Abstract : Tuberous Sclerosis Complex (TSC) is a genetic multisystem disorder characterized by severe neurological symptoms (e.g., seizures), which are the most significant causes of disability and morbidity. Presently, there are no known cures for TSC and the etiology of the disease is not well understood, perhaps due to the lack of a model system to study the disorder. In TSC patients, mutations in one of two tumor suppressor genes, Tsc1 or Tsc2, result in the formation of lesions. The mechanisms leading to TSC lesions and associated seizure generation during perinatal life remain unclear in the absence of an animal model of TSC lesions. The goal of our recent funding cycle was to generate TSC lesions using a new approach in transgenic Tsc1 mice (Task 1) and to assess at which developmental stages some of the defects start to occur following Tsc1 inactivation (Task 2). We proposed to test the hypothesis that deletion of Tsc genes in perinatal neural progenitor cells contributes to the generation of TSC lesions and subsequent seizures, and to identify the mechanisms underlying that process. To test the hypothesis, we used a double hit model in transgenic mice carrying conditional (fl) and mutant (mut, nonfunctional) Tsc1 alleles (Tsc1(sup fl/mut) mice) by deleting the conditional Tsc1 allele in embryonic and neonatal progenitor cells using in vivo electroporation of Cre recombinase-containing plasmids.

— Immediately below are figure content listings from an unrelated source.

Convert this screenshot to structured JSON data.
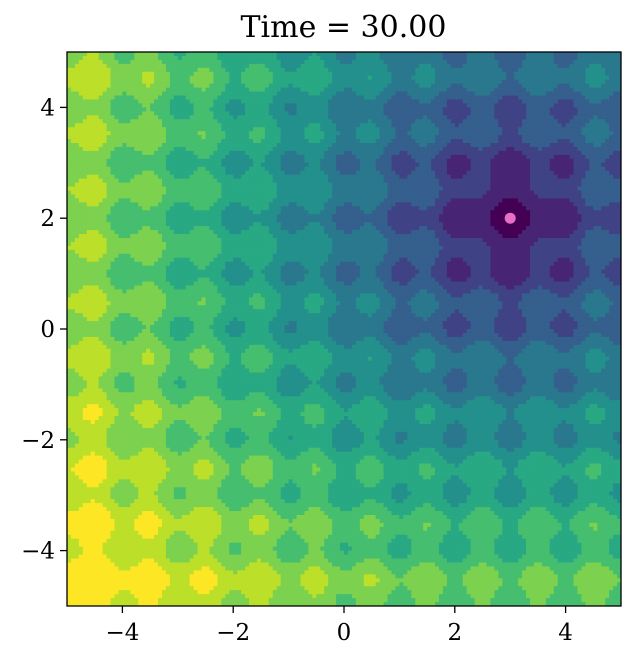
{
  "chart_data": {
    "type": "contourf",
    "title": "Time = 30.00",
    "xlabel": "",
    "ylabel": "",
    "xlim": [
      -5,
      5
    ],
    "ylim": [
      -5,
      5
    ],
    "x_ticks": [
      -4,
      -2,
      0,
      2,
      4
    ],
    "y_ticks": [
      -4,
      -2,
      0,
      2,
      4
    ],
    "x_tick_labels": [
      "−4",
      "−2",
      "0",
      "2",
      "4"
    ],
    "y_tick_labels": [
      "−4",
      "−2",
      "0",
      "2",
      "4"
    ],
    "grid": false,
    "colormap": "viridis",
    "minimum_location": [
      3,
      2
    ],
    "ripple_spacing": 1.0
  },
  "colors": {
    "viridis_stops": [
      "#440154",
      "#482878",
      "#3e4989",
      "#31688e",
      "#26828e",
      "#1f9e89",
      "#35b779",
      "#6ece58",
      "#b5de2b",
      "#fde725"
    ],
    "minimum_marker": "#e86fc4"
  }
}
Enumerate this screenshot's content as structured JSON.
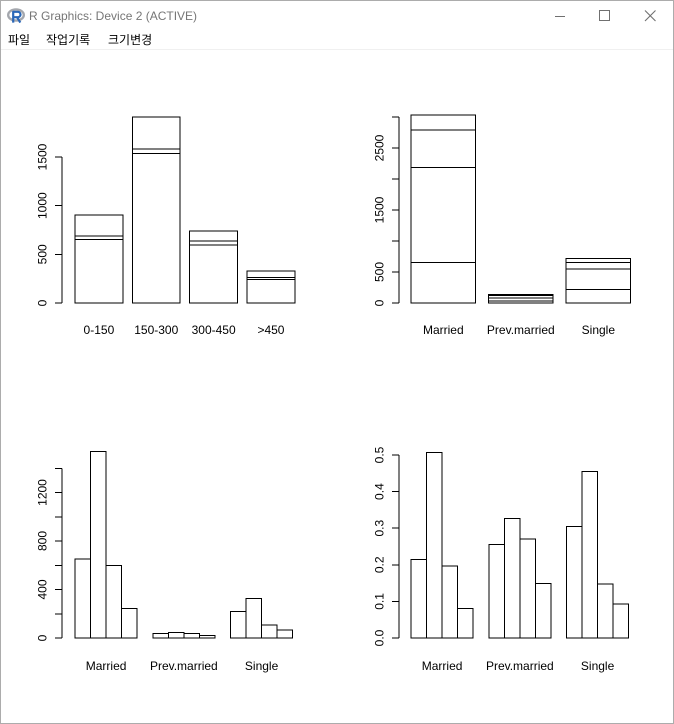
{
  "window": {
    "title": "R Graphics: Device 2 (ACTIVE)",
    "icons": {
      "app": "r-logo-icon",
      "minimize": "minimize-icon",
      "maximize": "maximize-icon",
      "close": "close-icon"
    }
  },
  "menu": {
    "items": [
      "파일",
      "작업기록",
      "크기변경"
    ]
  },
  "colors": {
    "background": "#ffffff",
    "bar_fill": "#ffffff",
    "bar_stroke": "#000000",
    "r_logo_ring": "#a4a7ad",
    "r_logo_letter": "#2a67b8",
    "window_control": "#707070"
  },
  "chart_data": [
    {
      "type": "bar",
      "stacked": true,
      "categories": [
        "0-150",
        "150-300",
        "300-450",
        ">450"
      ],
      "series": [
        {
          "values": [
            652,
            1537,
            598,
            242
          ]
        },
        {
          "values": [
            36,
            46,
            38,
            21
          ]
        },
        {
          "values": [
            218,
            327,
            106,
            67
          ]
        }
      ],
      "ylim": [
        0,
        1910
      ],
      "yaxis": {
        "ticks": [
          0,
          500,
          1000,
          1500
        ],
        "labels": [
          {
            "value": 0,
            "text": "0"
          },
          {
            "value": 500,
            "text": "500"
          },
          {
            "value": 1000,
            "text": "1000"
          },
          {
            "value": 1500,
            "text": "1500"
          }
        ]
      },
      "grid": false
    },
    {
      "type": "bar",
      "stacked": true,
      "categories": [
        "Married",
        "Prev.married",
        "Single"
      ],
      "series": [
        {
          "values": [
            652,
            36,
            218
          ]
        },
        {
          "values": [
            1537,
            46,
            327
          ]
        },
        {
          "values": [
            598,
            38,
            106
          ]
        },
        {
          "values": [
            242,
            21,
            67
          ]
        }
      ],
      "ylim": [
        0,
        3029
      ],
      "yaxis": {
        "ticks": [
          0,
          500,
          1000,
          1500,
          2000,
          2500,
          3000
        ],
        "labels": [
          {
            "value": 0,
            "text": "0"
          },
          {
            "value": 500,
            "text": "500"
          },
          {
            "value": 1500,
            "text": "1500"
          },
          {
            "value": 2500,
            "text": "2500"
          }
        ]
      },
      "grid": false
    },
    {
      "type": "bar",
      "stacked": false,
      "categories": [
        "Married",
        "Prev.married",
        "Single"
      ],
      "series": [
        {
          "values": [
            652,
            36,
            218
          ]
        },
        {
          "values": [
            1537,
            46,
            327
          ]
        },
        {
          "values": [
            598,
            38,
            106
          ]
        },
        {
          "values": [
            242,
            21,
            67
          ]
        }
      ],
      "ylim": [
        0,
        1537
      ],
      "yaxis": {
        "ticks": [
          0,
          200,
          400,
          600,
          800,
          1000,
          1200,
          1400
        ],
        "labels": [
          {
            "value": 0,
            "text": "0"
          },
          {
            "value": 400,
            "text": "400"
          },
          {
            "value": 800,
            "text": "800"
          },
          {
            "value": 1200,
            "text": "1200"
          }
        ]
      },
      "grid": false
    },
    {
      "type": "bar",
      "stacked": false,
      "categories": [
        "Married",
        "Prev.married",
        "Single"
      ],
      "series": [
        {
          "values": [
            0.215,
            0.255,
            0.304
          ]
        },
        {
          "values": [
            0.507,
            0.326,
            0.455
          ]
        },
        {
          "values": [
            0.197,
            0.27,
            0.148
          ]
        },
        {
          "values": [
            0.08,
            0.149,
            0.093
          ]
        }
      ],
      "ylim": [
        0,
        0.507
      ],
      "yaxis": {
        "ticks": [
          0,
          0.1,
          0.2,
          0.3,
          0.4,
          0.5
        ],
        "labels": [
          {
            "value": 0,
            "text": "0.0"
          },
          {
            "value": 0.1,
            "text": "0.1"
          },
          {
            "value": 0.2,
            "text": "0.2"
          },
          {
            "value": 0.3,
            "text": "0.3"
          },
          {
            "value": 0.4,
            "text": "0.4"
          },
          {
            "value": 0.5,
            "text": "0.5"
          }
        ]
      },
      "grid": false
    }
  ]
}
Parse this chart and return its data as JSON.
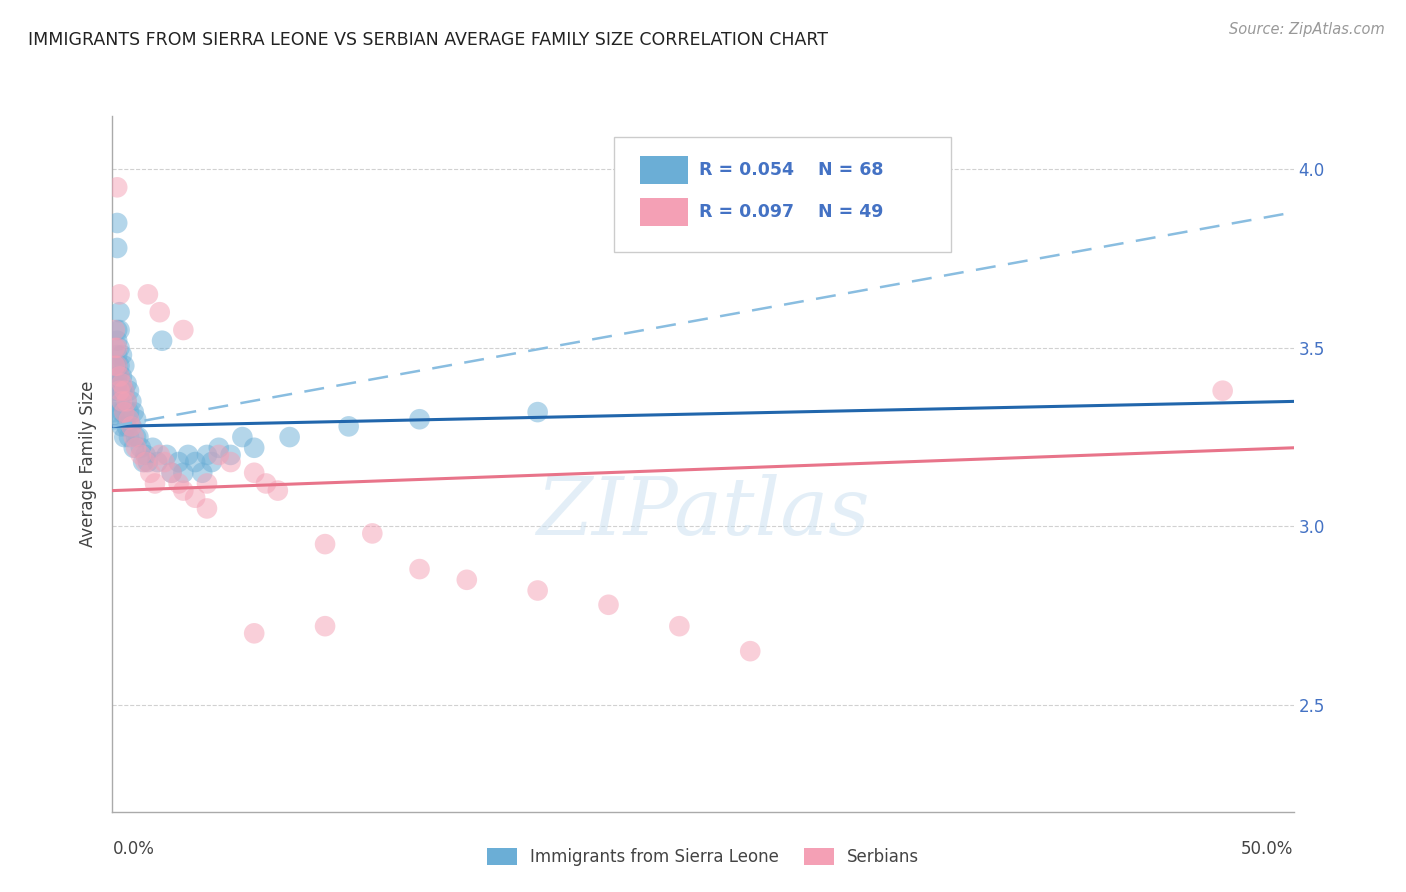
{
  "title": "IMMIGRANTS FROM SIERRA LEONE VS SERBIAN AVERAGE FAMILY SIZE CORRELATION CHART",
  "source": "Source: ZipAtlas.com",
  "ylabel": "Average Family Size",
  "yticks": [
    2.5,
    3.0,
    3.5,
    4.0
  ],
  "xlim": [
    0.0,
    0.5
  ],
  "ylim": [
    2.2,
    4.15
  ],
  "legend_blue_r": "R = 0.054",
  "legend_blue_n": "N = 68",
  "legend_pink_r": "R = 0.097",
  "legend_pink_n": "N = 49",
  "legend_label_blue": "Immigrants from Sierra Leone",
  "legend_label_pink": "Serbians",
  "blue_color": "#6baed6",
  "pink_color": "#f4a0b5",
  "blue_line_color": "#2166ac",
  "pink_line_color": "#e8748a",
  "dashed_line_color": "#89bde0",
  "watermark": "ZIPatlas",
  "blue_scatter_x": [
    0.001,
    0.001,
    0.001,
    0.001,
    0.001,
    0.001,
    0.002,
    0.002,
    0.002,
    0.002,
    0.002,
    0.002,
    0.002,
    0.002,
    0.002,
    0.003,
    0.003,
    0.003,
    0.003,
    0.003,
    0.003,
    0.003,
    0.004,
    0.004,
    0.004,
    0.004,
    0.004,
    0.005,
    0.005,
    0.005,
    0.005,
    0.006,
    0.006,
    0.006,
    0.007,
    0.007,
    0.007,
    0.008,
    0.008,
    0.009,
    0.009,
    0.01,
    0.01,
    0.011,
    0.012,
    0.013,
    0.014,
    0.015,
    0.017,
    0.019,
    0.021,
    0.023,
    0.025,
    0.028,
    0.03,
    0.032,
    0.035,
    0.038,
    0.04,
    0.042,
    0.045,
    0.05,
    0.055,
    0.06,
    0.075,
    0.1,
    0.13,
    0.18
  ],
  "blue_scatter_y": [
    3.45,
    3.4,
    3.38,
    3.35,
    3.32,
    3.3,
    3.85,
    3.78,
    3.55,
    3.52,
    3.48,
    3.45,
    3.42,
    3.4,
    3.38,
    3.6,
    3.55,
    3.5,
    3.45,
    3.42,
    3.38,
    3.35,
    3.48,
    3.42,
    3.38,
    3.32,
    3.28,
    3.45,
    3.38,
    3.32,
    3.25,
    3.4,
    3.35,
    3.28,
    3.38,
    3.32,
    3.25,
    3.35,
    3.28,
    3.32,
    3.22,
    3.3,
    3.25,
    3.25,
    3.22,
    3.18,
    3.2,
    3.18,
    3.22,
    3.18,
    3.52,
    3.2,
    3.15,
    3.18,
    3.15,
    3.2,
    3.18,
    3.15,
    3.2,
    3.18,
    3.22,
    3.2,
    3.25,
    3.22,
    3.25,
    3.28,
    3.3,
    3.32
  ],
  "pink_scatter_x": [
    0.001,
    0.001,
    0.001,
    0.002,
    0.002,
    0.002,
    0.003,
    0.003,
    0.003,
    0.004,
    0.004,
    0.005,
    0.005,
    0.006,
    0.007,
    0.008,
    0.009,
    0.01,
    0.012,
    0.014,
    0.016,
    0.018,
    0.02,
    0.022,
    0.025,
    0.028,
    0.03,
    0.035,
    0.04,
    0.045,
    0.05,
    0.06,
    0.065,
    0.07,
    0.09,
    0.11,
    0.13,
    0.15,
    0.18,
    0.21,
    0.24,
    0.27,
    0.015,
    0.02,
    0.03,
    0.04,
    0.06,
    0.09,
    0.47
  ],
  "pink_scatter_y": [
    3.55,
    3.5,
    3.45,
    3.95,
    3.5,
    3.45,
    3.65,
    3.42,
    3.38,
    3.4,
    3.35,
    3.38,
    3.32,
    3.35,
    3.3,
    3.28,
    3.25,
    3.22,
    3.2,
    3.18,
    3.15,
    3.12,
    3.2,
    3.18,
    3.15,
    3.12,
    3.1,
    3.08,
    3.05,
    3.2,
    3.18,
    3.15,
    3.12,
    3.1,
    2.95,
    2.98,
    2.88,
    2.85,
    2.82,
    2.78,
    2.72,
    2.65,
    3.65,
    3.6,
    3.55,
    3.12,
    2.7,
    2.72,
    3.38
  ],
  "blue_trendline": [
    3.28,
    3.35
  ],
  "pink_trendline": [
    3.1,
    3.22
  ],
  "dashed_trendline": [
    3.28,
    3.88
  ]
}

We proposed the following two aims: (1) to test whether deletion of Tsc1 in perinatal progenitor cells generates TSC lesions, and to get insights into the mechanisms of tuber formation; and (2) to study the mechanism of cortical hyperexcitability and identify abnormal glutamate receptor expression in Tsc1-null cells. We have accomplished the majority of aim 1. Using a novel technical approach (i.e., in vivo electroporation in mice with conditional and mutant alleles) we generated the first TSC animal model that replicates the discrete cortical lesions seen in humans.